Pogue’s entry point to the hobby was the link between coins and history. In looking at a 1915 Lincoln cent, he asked himself, who was the president that year? How did the coin make it from Philadelphia to Dallas (where he lived at the time)? Who else has held it?

He wrote, “I like to think we were all put on this earth for many reasons. One of mine was to build a coin collection.” That purpose manifested in a magnificent collection to be long be remembered as one of the finest — if not the finest — ever assembled.

Pogue’s initial foray into schoolyard dealing of coins picked up in trades with classmates in the fifth grade was profitable, and he recalled, “Antiquity, history, art and financial reward. What a combination. It was the perfect storm for me. Like an astronaut getting clearance on the launch pad, I was a go.”

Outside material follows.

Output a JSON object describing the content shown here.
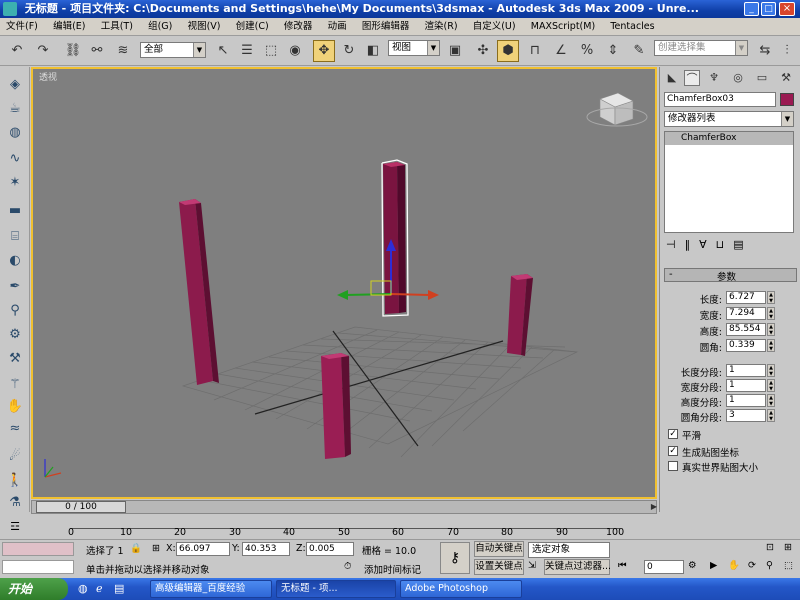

Crisscrossing the country to find the perfect coins for his collection followed. “Walking hundreds of miles through convention centers all over the country; countless flights; countless hotels; light night auctions; sore feet; sore back; phone calls; strategy meeting after strategy meeting; negotiations — some lasting years; victories and defeats,” these all led Pogue to ask, “Was it worth it?”

For him, it was.

Pogue acknowledges he had the funds to buy great coins, but that was just one part. “Knowledge, perseverance, confidence and opportunity” also contributed, along with “stubbornness, timing and some luck.”

But most importantly, there was a passion that fueled him for four decades to buy the best, and now today’s collectors will build on this legacy with coins carrying the Pogue pedigree.